I ride my bike to work at least twice a week, and I get to see stuff dropped in the road, and stuff dropped on a bike (multi-use, really) path. The stuff dropped on the road is usually smashed up, unless it is indestructible. The stuff dropped on the bike path is usually picked up and pinned to a tree branch where it will be seen, or set down carefully at the edge of the path, or placed on top of a bench or a barrier. On the road, there’s always road kill. Dead squirrels, dead chipmunks, dead bunnies, dead beavers. Saw some a dead weasel, or maybe a fisher, once. On the bike path, I’ve seen one dead chipmunk in years of use. People not in cars are a lot more careful, polite, and helpful. I’m not talking about attitude — it’s easy to say that you’re polite — I’m talking about actions and results. People driving cars smash things up that are in the road, instead of setting them aside to that they can be reclaimed later. That’s not very nice.
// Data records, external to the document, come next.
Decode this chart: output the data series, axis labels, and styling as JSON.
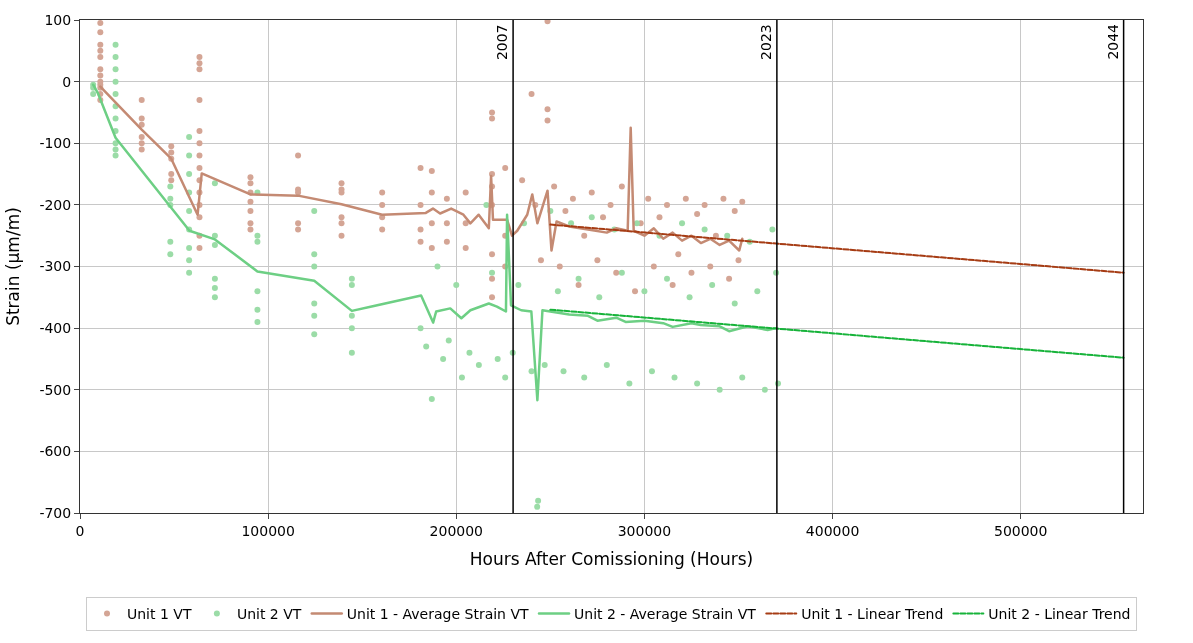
{
  "chart_data": {
    "type": "scatter",
    "xlabel": "Hours After Comissioning (Hours)",
    "ylabel": "Strain (µm/m)",
    "xlim": [
      0,
      565000
    ],
    "xticks": [
      0,
      100000,
      200000,
      300000,
      400000,
      500000
    ],
    "ylim": [
      -700,
      100
    ],
    "yticks": [
      -700,
      -600,
      -500,
      -400,
      -300,
      -200,
      -100,
      0,
      100
    ],
    "grid": true,
    "legend": "bottom",
    "ref_lines": [
      {
        "axis": "x",
        "value": 230200,
        "color": "#000000"
      },
      {
        "axis": "x",
        "value": 370400,
        "color": "#000000"
      },
      {
        "axis": "x",
        "value": 554700,
        "color": "#000000"
      }
    ],
    "annotations": [
      {
        "text": "2007",
        "x": 230200,
        "y": 100
      },
      {
        "text": "2023",
        "x": 370400,
        "y": 100
      },
      {
        "text": "2044",
        "x": 554700,
        "y": 100
      }
    ],
    "series": [
      {
        "name": "Unit 1 VT",
        "marker": "circle",
        "color": "#d4a595",
        "x": [
          10800,
          10800,
          10800,
          10800,
          10800,
          10800,
          10800,
          10800,
          10800,
          10800,
          10800,
          10800,
          32800,
          32800,
          32800,
          32800,
          32800,
          32800,
          48500,
          48500,
          48500,
          48500,
          48500,
          63500,
          63500,
          63500,
          63500,
          63500,
          63500,
          63500,
          63500,
          63500,
          63500,
          63500,
          63500,
          63500,
          63500,
          90600,
          90600,
          90600,
          90600,
          90600,
          90600,
          90600,
          115900,
          115900,
          115900,
          115900,
          115900,
          139000,
          139000,
          139000,
          139000,
          139000,
          139000,
          160600,
          160600,
          160600,
          160600,
          181000,
          181000,
          181000,
          181000,
          187000,
          187000,
          187000,
          187000,
          195000,
          195000,
          195000,
          205000,
          205000,
          205000,
          219000,
          219000,
          219000,
          219000,
          219000,
          219000,
          219000,
          219000,
          226000,
          226000,
          226000,
          235000,
          240000,
          242000,
          245000,
          248500,
          248500,
          248500,
          252000,
          255000,
          258000,
          262000,
          265000,
          268000,
          272000,
          275000,
          278000,
          282000,
          285000,
          288000,
          295000,
          298000,
          302000,
          305000,
          308000,
          312000,
          315000,
          318000,
          322000,
          325000,
          328000,
          332000,
          335000,
          338000,
          342000,
          345000,
          348000,
          350000,
          352000
        ],
        "values": [
          95,
          80,
          60,
          40,
          20,
          10,
          0,
          -10,
          -20,
          -30,
          50,
          -5,
          -30,
          -60,
          -70,
          -90,
          -100,
          -110,
          -105,
          -115,
          -125,
          -150,
          -160,
          40,
          30,
          20,
          -30,
          -80,
          -100,
          -120,
          -140,
          -160,
          -180,
          -200,
          -220,
          -250,
          -270,
          -155,
          -165,
          -180,
          -195,
          -210,
          -230,
          -240,
          -120,
          -175,
          -180,
          -230,
          -240,
          -165,
          -175,
          -180,
          -220,
          -230,
          -250,
          -180,
          -200,
          -220,
          -240,
          -140,
          -200,
          -240,
          -260,
          -145,
          -180,
          -230,
          -270,
          -190,
          -230,
          -260,
          -180,
          -230,
          -270,
          -50,
          -60,
          -150,
          -170,
          -200,
          -280,
          -320,
          -350,
          -140,
          -250,
          -300,
          -160,
          -20,
          -200,
          -290,
          98,
          -45,
          -63,
          -170,
          -300,
          -210,
          -190,
          -330,
          -250,
          -180,
          -290,
          -220,
          -200,
          -310,
          -170,
          -340,
          -230,
          -190,
          -300,
          -220,
          -200,
          -330,
          -280,
          -190,
          -310,
          -215,
          -200,
          -300,
          -250,
          -190,
          -320,
          -210,
          -290,
          -195
        ]
      },
      {
        "name": "Unit 2 VT",
        "marker": "circle",
        "color": "#9bdca7",
        "x": [
          7000,
          7000,
          7000,
          18900,
          18900,
          18900,
          18900,
          18900,
          18900,
          18900,
          18900,
          18900,
          18900,
          18900,
          48000,
          48000,
          48000,
          48000,
          48000,
          58000,
          58000,
          58000,
          58000,
          58000,
          58000,
          58000,
          58000,
          58000,
          71700,
          71700,
          71700,
          71700,
          71700,
          71700,
          94300,
          94300,
          94300,
          94300,
          94300,
          94300,
          124500,
          124500,
          124500,
          124500,
          124500,
          124500,
          144500,
          144500,
          144500,
          144500,
          144500,
          181000,
          184000,
          187000,
          190000,
          193000,
          196000,
          200000,
          203000,
          207000,
          212000,
          216000,
          219000,
          222000,
          226000,
          230000,
          233000,
          236000,
          240000,
          243000,
          243500,
          247000,
          250000,
          254000,
          257000,
          261000,
          265000,
          268000,
          272000,
          276000,
          280000,
          284000,
          288000,
          292000,
          296000,
          300000,
          304000,
          308000,
          312000,
          316000,
          320000,
          324000,
          328000,
          332000,
          336000,
          340000,
          344000,
          348000,
          352000,
          356000,
          360000,
          364000,
          368000,
          370000,
          371000
        ],
        "values": [
          -5,
          -10,
          -20,
          60,
          40,
          20,
          0,
          -20,
          -40,
          -60,
          -80,
          -100,
          -110,
          -120,
          -170,
          -190,
          -200,
          -260,
          -280,
          -90,
          -120,
          -150,
          -180,
          -210,
          -240,
          -270,
          -290,
          -310,
          -165,
          -250,
          -265,
          -320,
          -335,
          -350,
          -180,
          -250,
          -260,
          -340,
          -370,
          -390,
          -210,
          -280,
          -300,
          -360,
          -380,
          -410,
          -320,
          -330,
          -380,
          -400,
          -440,
          -400,
          -430,
          -515,
          -300,
          -450,
          -420,
          -330,
          -480,
          -440,
          -460,
          -200,
          -310,
          -450,
          -480,
          -440,
          -330,
          -230,
          -470,
          -690,
          -680,
          -460,
          -210,
          -340,
          -470,
          -230,
          -320,
          -480,
          -220,
          -350,
          -460,
          -240,
          -310,
          -490,
          -230,
          -340,
          -470,
          -250,
          -320,
          -480,
          -230,
          -350,
          -490,
          -240,
          -330,
          -500,
          -250,
          -360,
          -480,
          -260,
          -340,
          -500,
          -240,
          -310,
          -490
        ]
      },
      {
        "name": "Unit 1 - Average Strain VT",
        "type": "line",
        "line_style": "solid",
        "color": "#c48a73",
        "x": [
          10800,
          32800,
          48500,
          62500,
          64700,
          90600,
          115900,
          139000,
          160600,
          183800,
          187600,
          191400,
          197300,
          203800,
          207500,
          211900,
          217300,
          218500,
          219500,
          227000,
          229600,
          232400,
          237700,
          240400,
          243100,
          248500,
          250600,
          253300,
          260000,
          270000,
          280000,
          285000,
          291100,
          292700,
          294300,
          300000,
          305000,
          310000,
          315000,
          320000,
          325000,
          330000,
          335000,
          340000,
          345000,
          350400,
          352000
        ],
        "values": [
          -8,
          -78,
          -125,
          -216,
          -149,
          -183,
          -185,
          -199,
          -216,
          -213,
          -206,
          -214,
          -206,
          -216,
          -230,
          -216,
          -238,
          -153,
          -224,
          -224,
          -250,
          -242,
          -216,
          -183,
          -230,
          -177,
          -274,
          -227,
          -235,
          -240,
          -245,
          -238,
          -242,
          -75,
          -242,
          -250,
          -238,
          -255,
          -245,
          -258,
          -250,
          -262,
          -255,
          -265,
          -258,
          -274,
          -255
        ]
      },
      {
        "name": "Unit 2 - Average Strain VT",
        "type": "line",
        "line_style": "solid",
        "color": "#6dcf84",
        "x": [
          7000,
          9700,
          18900,
          58200,
          71700,
          94300,
          124500,
          144500,
          155000,
          181300,
          187700,
          189300,
          196800,
          202700,
          207500,
          217300,
          221600,
          226400,
          227000,
          229100,
          234500,
          239900,
          243100,
          245800,
          260000,
          270000,
          275000,
          285000,
          290000,
          300000,
          310000,
          315000,
          325000,
          330000,
          340000,
          345000,
          355000,
          360000,
          365500,
          370000
        ],
        "values": [
          -5,
          -20,
          -91,
          -242,
          -256,
          -308,
          -323,
          -372,
          -365,
          -347,
          -391,
          -373,
          -368,
          -384,
          -371,
          -360,
          -365,
          -373,
          -216,
          -363,
          -371,
          -373,
          -517,
          -371,
          -378,
          -380,
          -388,
          -383,
          -390,
          -388,
          -392,
          -398,
          -392,
          -395,
          -397,
          -405,
          -397,
          -400,
          -403,
          -400
        ]
      },
      {
        "name": "Unit 1 - Linear Trend",
        "type": "line",
        "line_style": "dashed",
        "color": "#a63c14",
        "x": [
          250000,
          554700
        ],
        "values": [
          -232,
          -310
        ]
      },
      {
        "name": "Unit 2 - Linear Trend",
        "type": "line",
        "line_style": "dashed",
        "color": "#17b33a",
        "x": [
          250000,
          554700
        ],
        "values": [
          -370,
          -448
        ]
      }
    ]
  }
}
And of course, it’s much easier for people walking, jogging, skating, or biking to spot things and dodge them or pick them up, but that’s a choice, isn’t it?

What set off this rant, today, was finding a dental mouthguard that someone had dropped in the road, that someone in a car had subsequently run over and cracked. Mouthguards cost hundreds of dollars, and this one was trashed, because someone in a car was careless. And on a bike, it was easy to see, easy to stop, and easy to pick up. So I did.
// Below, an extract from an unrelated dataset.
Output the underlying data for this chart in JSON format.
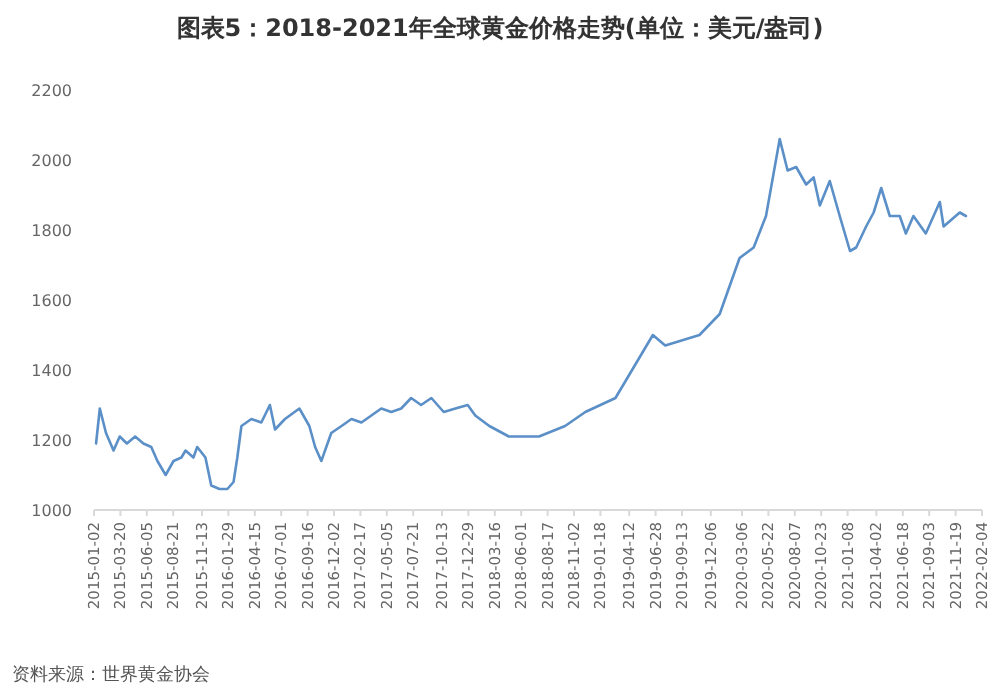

2 Responses to “Clumsy, destructive, careless, drivers”

  1. Jack Wickwire Says:

    Yes it is harder for someone riding a car to avoid running over small objects that are in the road. But, no, the car rider wasn’t careless, the person didn’t see the object and your antipathy towards people who drive, “…but that’s a choice, isn’t it?” doesn’t justify your negative characterization.

    All cars can’t be replaced by bicycles. Some can, but not all. Car riders and their passengers may even drop more things than bike drivers or not; there are so many more that a much lower percentage of car riders could litter and still leave the vast majority of trash, etc., on the multi-use roadways. The negligence of even a few has made a mess of curbs and shoulders everywhere.

    But you don’t have any idea who, why or how that mouth guard got on the road. You don’t know but you wrote a morality play that lays the blame in comfortable well-worn ruts. I would have preferred to read a more nuanced piece but you obviously didn’t write it for me.

    • dr2chase Says:

      I wrote it to make people think, and it appears to have made you think enough to be uncomfortable enough to reply, so I’ll take that as a small win.

      You did miss the point somewhat — this is not about littering, and it is instead about how driving a car gives people license to do things that would be considered destructive and rude in any other circumstance. That you don’t see this as rude is entirely my point — if the effect is obnoxious (killing animals and leaving them on public ways; smashing dropped valuables instead of picking them up to put them somewhere safe) why isn’t the behavior that causes that effect also seen as obnoxious? What causes you to decide that the behavior that produces obnoxious outcomes is not itself also obnoxious?